The annual report on the State of Human Rights for the year 2022, released by the Human Rights Commission of Pakistan on Wednesday, does not leave much room for optimism or hope for the future. Apart from highlighting the climate-change crisis in the country as well as the rising persecution of transgender persons, the report shows how the tussle between the country’s opposing political forces and dispute between institutions has further worsened the lives of ordinary people, even if some progressive legislation has taken place. This progressive legislation, the report points out, has come in both the centre and provinces and pertains to the minimum wage, harsher punishments for employing children as labour, and attempts to resolve issues such as harassment at the workplace. On the other hand, legislation such as the law protecting transgender persons passed in 2018 saw a backlash with the community being attacked from various sources.

The HRCP report, as detailed and nuanced as always, is a stark reminder of just how far we still have to go before all of Pakistan’s citizens can lay claim to the land they belong to. The year 2022 saw a political crisis emerge in the country – one that has followed through to 2023 and still shows no signs of abating.
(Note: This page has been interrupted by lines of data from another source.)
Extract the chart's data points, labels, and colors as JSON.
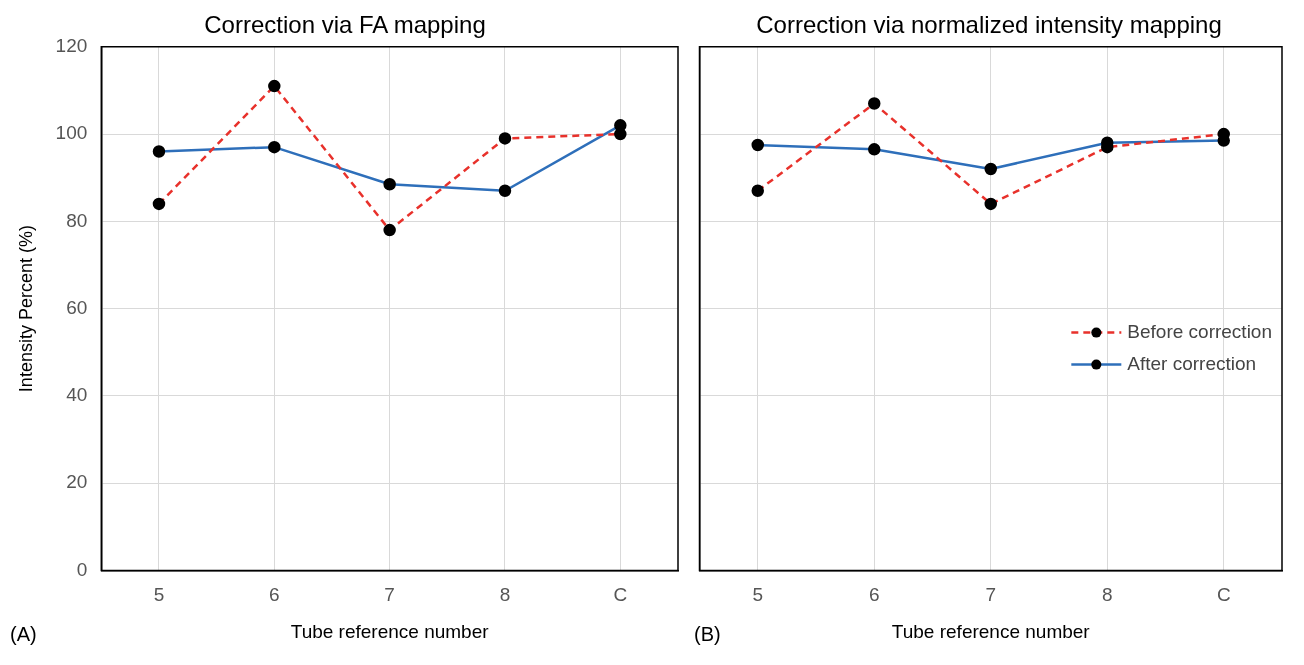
{
  "chart_data": [
    {
      "type": "line",
      "title": "Correction via FA mapping",
      "xlabel": "Tube reference number",
      "ylabel": "Intensity Percent (%)",
      "categories": [
        "5",
        "6",
        "7",
        "8",
        "C"
      ],
      "ylim": [
        0,
        120
      ],
      "yticks": [
        0,
        20,
        40,
        60,
        80,
        100,
        120
      ],
      "grid": true,
      "marker": "circle",
      "legend": false,
      "annotations": [
        "(A)"
      ],
      "series": [
        {
          "color": "#e8312b",
          "line_style": "dashed",
          "values": [
            84,
            111,
            78,
            99,
            100
          ]
        },
        {
          "color": "#2e6fba",
          "line_style": "solid",
          "values": [
            96,
            97,
            88.5,
            87,
            102
          ]
        }
      ]
    },
    {
      "type": "line",
      "title": "Correction via normalized intensity mapping",
      "xlabel": "Tube reference number",
      "categories": [
        "5",
        "6",
        "7",
        "8",
        "C"
      ],
      "ylim": [
        0,
        120
      ],
      "yticks": [
        0,
        20,
        40,
        60,
        80,
        100,
        120
      ],
      "grid": true,
      "marker": "circle",
      "legend": "right",
      "tick_labels": "x",
      "annotations": [
        "(B)"
      ],
      "series": [
        {
          "name": "Before correction",
          "color": "#e8312b",
          "line_style": "dashed",
          "values": [
            87,
            107,
            84,
            97,
            100
          ]
        },
        {
          "name": "After correction",
          "color": "#2e6fba",
          "line_style": "solid",
          "values": [
            97.5,
            96.5,
            92,
            98,
            98.5
          ]
        }
      ]
    }
  ]
}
To add to all this, 533 lives were lost due to terror and the issue of disappearances continued across the country, most notably in Balochistan and Khyber Pakhtunkhwa (Balochistan 2115 and KP 3369), with 2210 cases still unsolved. The 2022 floods were the most important challenge the country had to face, despite having been overshadowed by selfish and petty political dramas, and the HRCP report does a good job of showing just why we need to take this challenge with the utmost seriousness and priority, with 33 million people affected by the floods. The report says these people have not received adequate rehabilitation. Year after year, the HRCP’s annual reports point out the state of women in the country; 2022 was no different as 4226 women had to survive rape and gang-rape. But what we should really be asking is why all these issues are so familiar to us that they are almost expected in every report. Has nothing changed on the ground? Or has it all become even worse? One hopes those in power and those trying to be in power realize the realities in which the people they say they represent actually live. The report is particularly bleak about the extent of the use of political disputes and the use of sedition, a colonial aid era law, to punish people often over petty matters, the destruction of graveyards belonging to minority groups, the resurgence of terrorism, and the continuing lack of the basic freedoms of speech, assembly, housing to the people of Pakistan. Essentially, the HRCP’s annual report – a labour of dedication and hard work – paints a picture of a country where there is little respect for the rights guaranteed to us by the constitution. Ironically, this is the same constitution every single institutional stakeholder is today claiming to defend.